Additionally, a few studies have shown that protein restriction is associated with a longer lifespan^(144,145) . Critically, most studies examining the relationship between protein restriction and lifespan used rodent⁽¹⁴⁴⁾ or drosophila^(145,146) models. In a study that examined this relationship in human subjects, results were largely inconsistent depending on age; specifically, high-protein ingestion reduced mortality in those over age 65 years during an 18-year follow-up period, but increased overall mortality in those aged 50–65 years, although plant-based protein ingestion attenuated this increased mortality⁽¹⁴⁷⁾.

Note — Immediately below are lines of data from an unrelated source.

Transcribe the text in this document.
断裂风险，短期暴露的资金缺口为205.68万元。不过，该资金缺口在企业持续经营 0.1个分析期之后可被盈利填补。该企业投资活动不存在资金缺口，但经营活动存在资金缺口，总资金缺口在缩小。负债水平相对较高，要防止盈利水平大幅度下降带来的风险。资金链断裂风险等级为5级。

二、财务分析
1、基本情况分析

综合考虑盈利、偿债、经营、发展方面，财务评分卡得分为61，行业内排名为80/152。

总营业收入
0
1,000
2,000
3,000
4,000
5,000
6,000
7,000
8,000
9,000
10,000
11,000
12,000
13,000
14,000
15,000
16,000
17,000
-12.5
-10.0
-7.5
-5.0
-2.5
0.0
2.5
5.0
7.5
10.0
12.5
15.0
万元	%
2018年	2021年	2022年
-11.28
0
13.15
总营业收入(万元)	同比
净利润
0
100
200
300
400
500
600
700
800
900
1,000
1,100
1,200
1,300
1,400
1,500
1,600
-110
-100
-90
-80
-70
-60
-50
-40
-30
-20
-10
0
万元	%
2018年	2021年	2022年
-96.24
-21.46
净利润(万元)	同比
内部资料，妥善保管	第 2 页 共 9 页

Based on available evidence, we recommend that older adults: (1) prioritise high-quality, nutrient-dense sources of protein (e.g. eggs, milk, beef, fish, diverse plant sources or leucine-enriched supplements); (2) Consume more protein spread throughout the day; specifically, increase the frequency of meals containing at least 0⋅4 g/kg of protein; (3) Engage in regular weight-bearing RE to amplify to the response to protein-containing meals.

Conclusion

Sarcopoenia is a disease that significantly impairs healthy ageing. Older adults should prioritise high-quality, nutrient-dense sources of dietary protein to facilitate maintenance of skeletal muscle and overall health. Animal-based protein sources, such as beef, dairy and eggs, are clearly beneficial for older adults. Consuming plant-based protein, though appealing, requires additional dietary planning to ensure adequate nutrition; moreover, a paucity of strong evidence prevents advocation for diets based exclusively on plant-based proteins. Furthermore, the current RDA continues to appear to be inadequate for older adults. Ageing adults can expect to experience several metabolic and functional benefits from consuming protein above the current RDA; specifically, older adults should aim to consume more protein each day (about 1⋅6 g/kg/d) and at each eating occasion (0⋅4 g/kg/meal), particularly at breakfast- and lunch-time meals. Provided the existing and emerging research demonstrating the benefits of improved protein nutrition, older adults may soon be taking a page out of Dickens' Oliver Twist and when it comes to high-quality NDP asking if they can have more?